Monday, 29 January 2018

The Best Seller

The Best Seller

by Dina Rae

2 out of 5

When Maya Smock writes her first novel, everything seems to go her way. Her book practically writes itself. She marries her gorgeous agent. Her name is on all of the best seller lists. Billionaire author Jay McCallister takes an interest in her meteoric rise to fame and invites her into his world of alien-believing celebrities. Her life changes forever when he tells her that they were both created inside of a laboratory. These authors are embedding an alien genetic code within the pages of their novels that originated from Nazi Germany because...

The time has come. They are here.

Maya has nothing in her life, except her love of reading. When she dabbles in writing her own novel, which instantly becomes a best seller, things start to get more than a little crazy.

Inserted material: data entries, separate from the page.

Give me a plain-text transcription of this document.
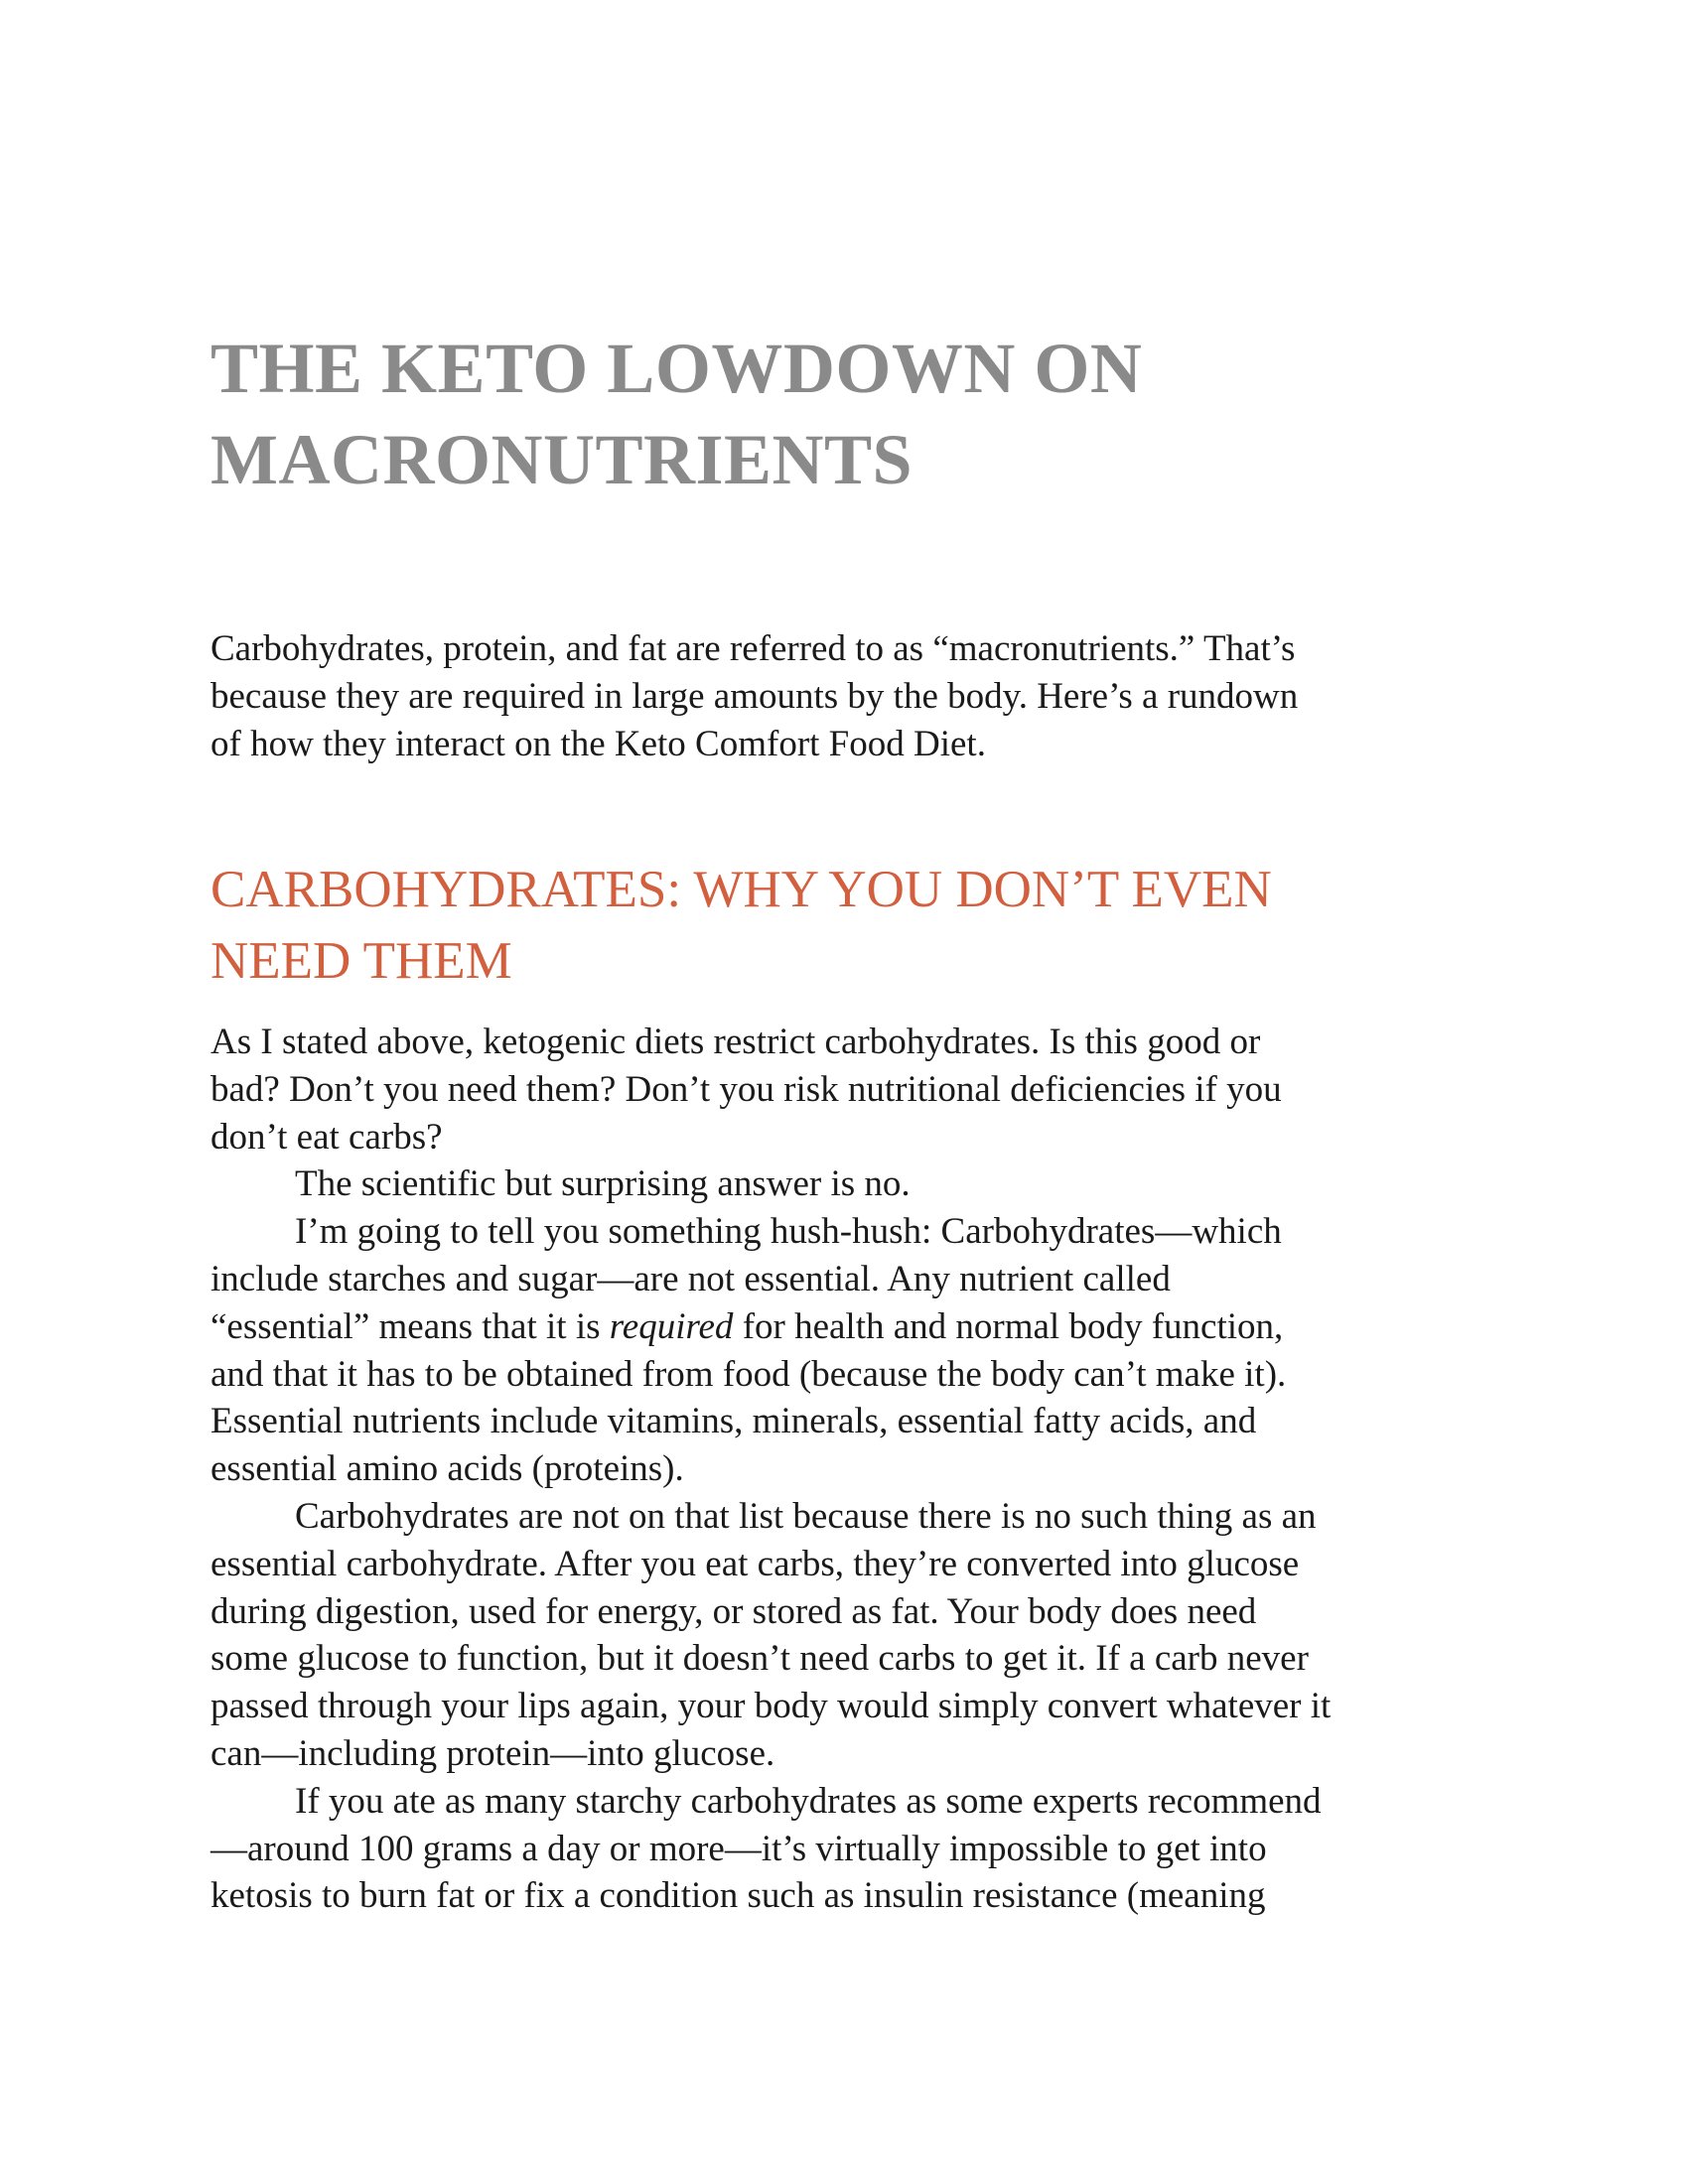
THE KETO LOWDOWN ON
MACRONUTRIENTS

Carbohydrates, protein, and fat are referred to as “macronutrients.” That’s
because they are required in large amounts by the body. Here’s a rundown
of how they interact on the Keto Comfort Food Diet.

CARBOHYDRATES: WHY YOU DON’T EVEN
NEED THEM
As I stated above, ketogenic diets restrict carbohydrates. Is this good or
bad? Don’t you need them? Don’t you risk nutritional deficiencies if you
don’t eat carbs?
The scientific but surprising answer is no.
I’m going to tell you something hush-hush: Carbohydrates—which
include starches and sugar—are not essential. Any nutrient called
“essential” means that it is required for health and normal body function,
and that it has to be obtained from food (because the body can’t make it).
Essential nutrients include vitamins, minerals, essential fatty acids, and
essential amino acids (proteins).
Carbohydrates are not on that list because there is no such thing as an
essential carbohydrate. After you eat carbs, they’re converted into glucose
during digestion, used for energy, or stored as fat. Your body does need
some glucose to function, but it doesn’t need carbs to get it. If a carb never
passed through your lips again, your body would simply convert whatever it
can—including protein—into glucose.
If you ate as many starchy carbohydrates as some experts recommend
—around 100 grams a day or more—it’s virtually impossible to get into
ketosis to burn fat or fix a condition such as insulin resistance (meaning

I received a free copy in exchange for an honest review.

This story follows two timelines - that of Maya, a successful, newly-published author; and a secret government base, set up after the Roswell crash.

Both are highly-creative.
American General Andreas and ex-Nazi Dr. Jaeger are at the front of an exciting new area of research, as they find alien beings and their craft, after the Roswell crash. They are at the forefront of genetic research, and creating fuel for conspiracy stories to come.

Maya doesn't think much of herself, an orphan who ran away from the social system as early as possible. She is proud that she is managing to stand on her own two feet, with a job and a roof over her head, and she doesn't dare to dream bigger. Except when she starts to write, and the words flow out of her, as though they don't belong to her.

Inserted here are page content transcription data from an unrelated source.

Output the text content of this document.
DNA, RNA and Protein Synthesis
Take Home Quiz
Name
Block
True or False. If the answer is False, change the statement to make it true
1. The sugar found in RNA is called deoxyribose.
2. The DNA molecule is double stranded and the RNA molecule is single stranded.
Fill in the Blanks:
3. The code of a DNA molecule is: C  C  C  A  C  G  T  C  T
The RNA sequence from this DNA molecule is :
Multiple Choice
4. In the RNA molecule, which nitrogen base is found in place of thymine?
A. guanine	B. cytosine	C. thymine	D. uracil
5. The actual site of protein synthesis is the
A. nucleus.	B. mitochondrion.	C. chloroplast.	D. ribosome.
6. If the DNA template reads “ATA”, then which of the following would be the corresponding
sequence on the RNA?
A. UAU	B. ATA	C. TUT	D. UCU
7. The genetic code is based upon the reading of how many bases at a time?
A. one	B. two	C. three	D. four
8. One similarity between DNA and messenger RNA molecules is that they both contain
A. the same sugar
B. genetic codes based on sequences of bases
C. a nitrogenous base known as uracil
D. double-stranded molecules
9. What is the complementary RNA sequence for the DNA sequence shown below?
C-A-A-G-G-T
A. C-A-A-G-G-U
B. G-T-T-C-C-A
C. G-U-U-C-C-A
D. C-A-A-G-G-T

Which, y'know, is all described in the synopsis of the book. There aren't any surprises beyond that, as this book feels like it's just building the foundation for the second book.

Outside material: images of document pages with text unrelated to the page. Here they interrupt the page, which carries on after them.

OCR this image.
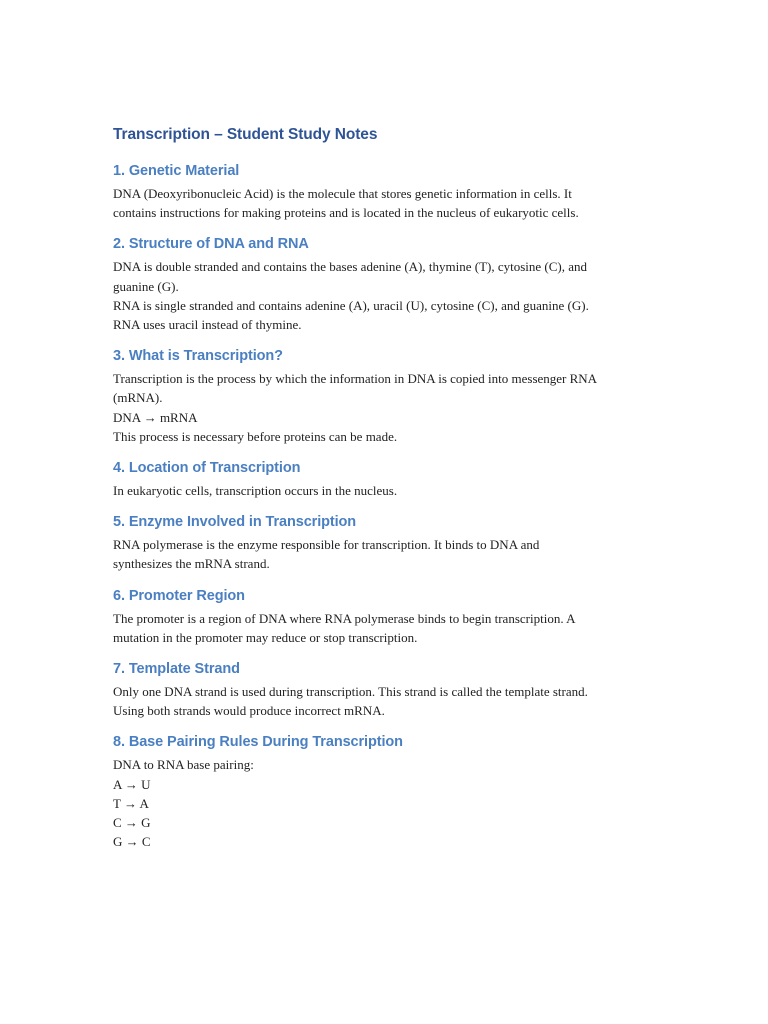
Transcription – Student Study Notes
1. Genetic Material

DNA (Deoxyribonucleic Acid) is the molecule that stores genetic information in cells. It

contains instructions for making proteins and is located in the nucleus of eukaryotic cells.

2. Structure of DNA and RNA

DNA is double stranded and contains the bases adenine (A), thymine (T), cytosine (C), and

guanine (G).

RNA is single stranded and contains adenine (A), uracil (U), cytosine (C), and guanine (G).

RNA uses uracil instead of thymine.

3. What is Transcription?

Transcription is the process by which the information in DNA is copied into messenger RNA

(mRNA).

DNA → mRNA

This process is necessary before proteins can be made.

4. Location of Transcription

In eukaryotic cells, transcription occurs in the nucleus.

5. Enzyme Involved in Transcription

RNA polymerase is the enzyme responsible for transcription. It binds to DNA and

synthesizes the mRNA strand.

6. Promoter Region

The promoter is a region of DNA where RNA polymerase binds to begin transcription. A

mutation in the promoter may reduce or stop transcription.

7. Template Strand

Only one DNA strand is used during transcription. This strand is called the template strand.

Using both strands would produce incorrect mRNA.

8. Base Pairing Rules During Transcription

DNA to RNA base pairing:

A → U

T → A

C → G

G → C
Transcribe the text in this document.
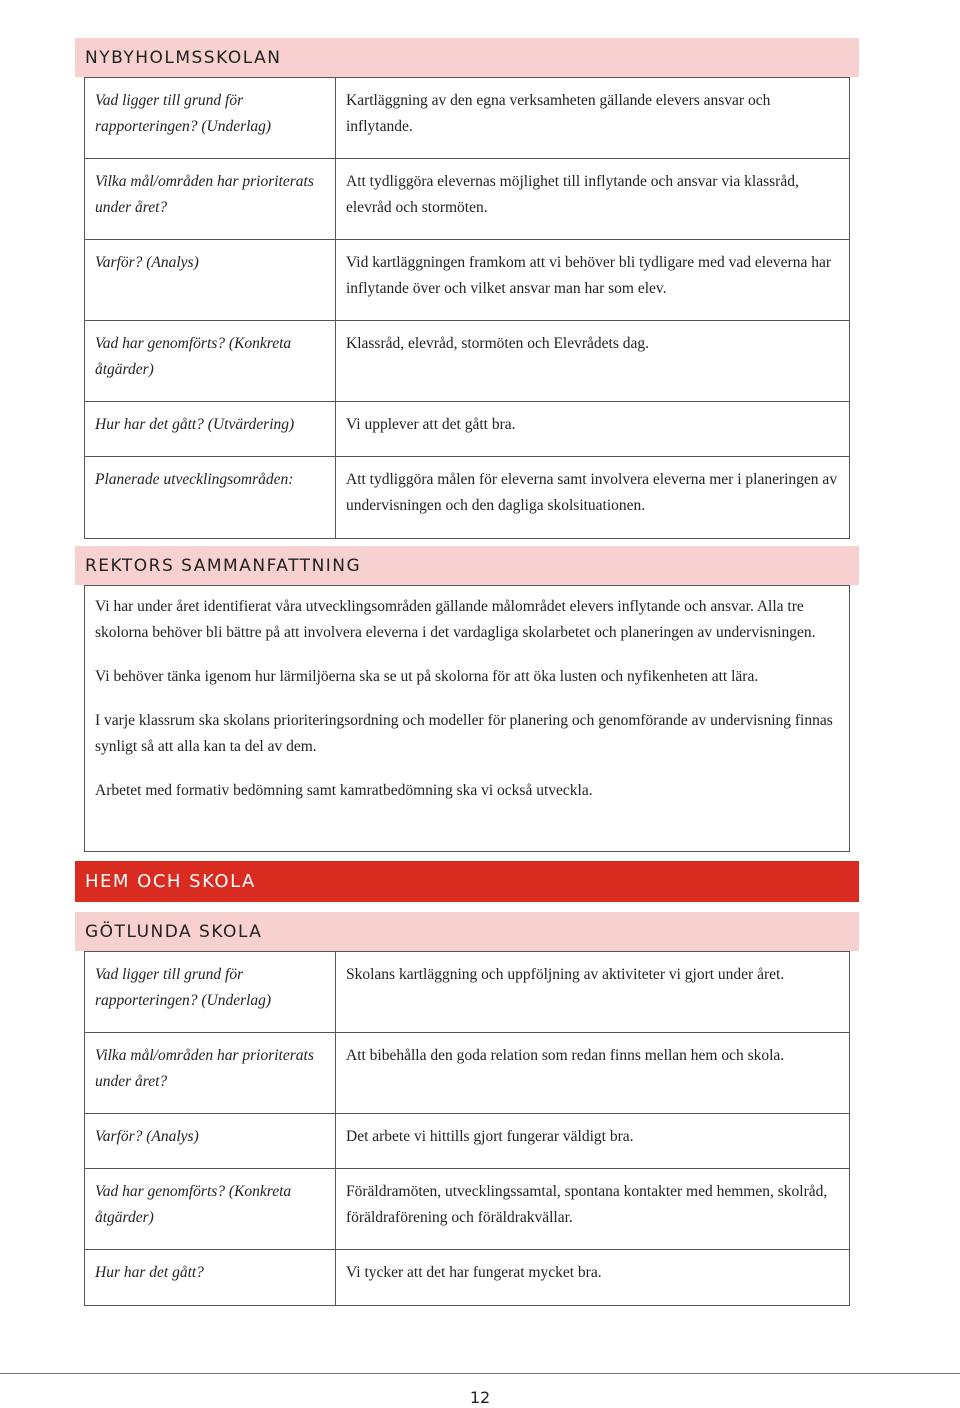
NYBYHOLMSSKOLAN
Vad ligger till grund för rapporteringen? (Underlag)	Kartläggning av den egna verksamheten gällande elevers ansvar och inflytande.
Vilka mål/områden har prioriterats under året?	Att tydliggöra elevernas möjlighet till inflytande och ansvar via klassråd, elevråd och stormöten.
Varför? (Analys)	Vid kartläggningen framkom att vi behöver bli tydligare med vad eleverna har inflytande över och vilket ansvar man har som elev.
Vad har genomförts? (Konkreta åtgärder)	Klassråd, elevråd, stormöten och Elevrådets dag.
Hur har det gått? (Utvärdering)	Vi upplever att det gått bra.
Planerade utvecklingsområden:	Att tydliggöra målen för eleverna samt involvera eleverna mer i planeringen av undervisningen och den dagliga skolsituationen.
REKTORS SAMMANFATTNING

Vi har under året identifierat våra utvecklingsområden gällande målområdet elevers inflytande och ansvar. Alla tre skolorna behöver bli bättre på att involvera eleverna i det vardagliga skolarbetet och planeringen av undervisningen.

Vi behöver tänka igenom hur lärmiljöerna ska se ut på skolorna för att öka lusten och nyfikenheten att lära.

I varje klassrum ska skolans prioriteringsordning och modeller för planering och genomförande av undervisning finnas synligt så att alla kan ta del av dem.

Arbetet med formativ bedömning samt kamratbedömning ska vi också utveckla.

HEM OCH SKOLA
GÖTLUNDA SKOLA
Vad ligger till grund för rapporteringen? (Underlag)	Skolans kartläggning och uppföljning av aktiviteter vi gjort under året.
Vilka mål/områden har prioriterats under året?	Att bibehålla den goda relation som redan finns mellan hem och skola.
Varför? (Analys)	Det arbete vi hittills gjort fungerar väldigt bra.
Vad har genomförts? (Konkreta åtgärder)	Föräldramöten, utvecklingssamtal, spontana kontakter med hemmen, skolråd, föräldraförening och föräldrakvällar.
Hur har det gått?	Vi tycker att det har fungerat mycket bra.
12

The writing style isn't one that I particularly enjoy. I found it very dry, and full of facts. Yes, it's sci-fi, and yes, that comes along with the necessary details; but I didn't feel anything for the characters involved. Some sections felt like compressed footnotes.

"I should have stayed. The last four years I waited for Eric to say he loved me and when he did I left with the good looking snake oil salesman.
Two weeks later, I was married on the strip in a very tacky chapel with no friends or family..."

Overall, it's an imaginative story, and worth forming your own opinion over.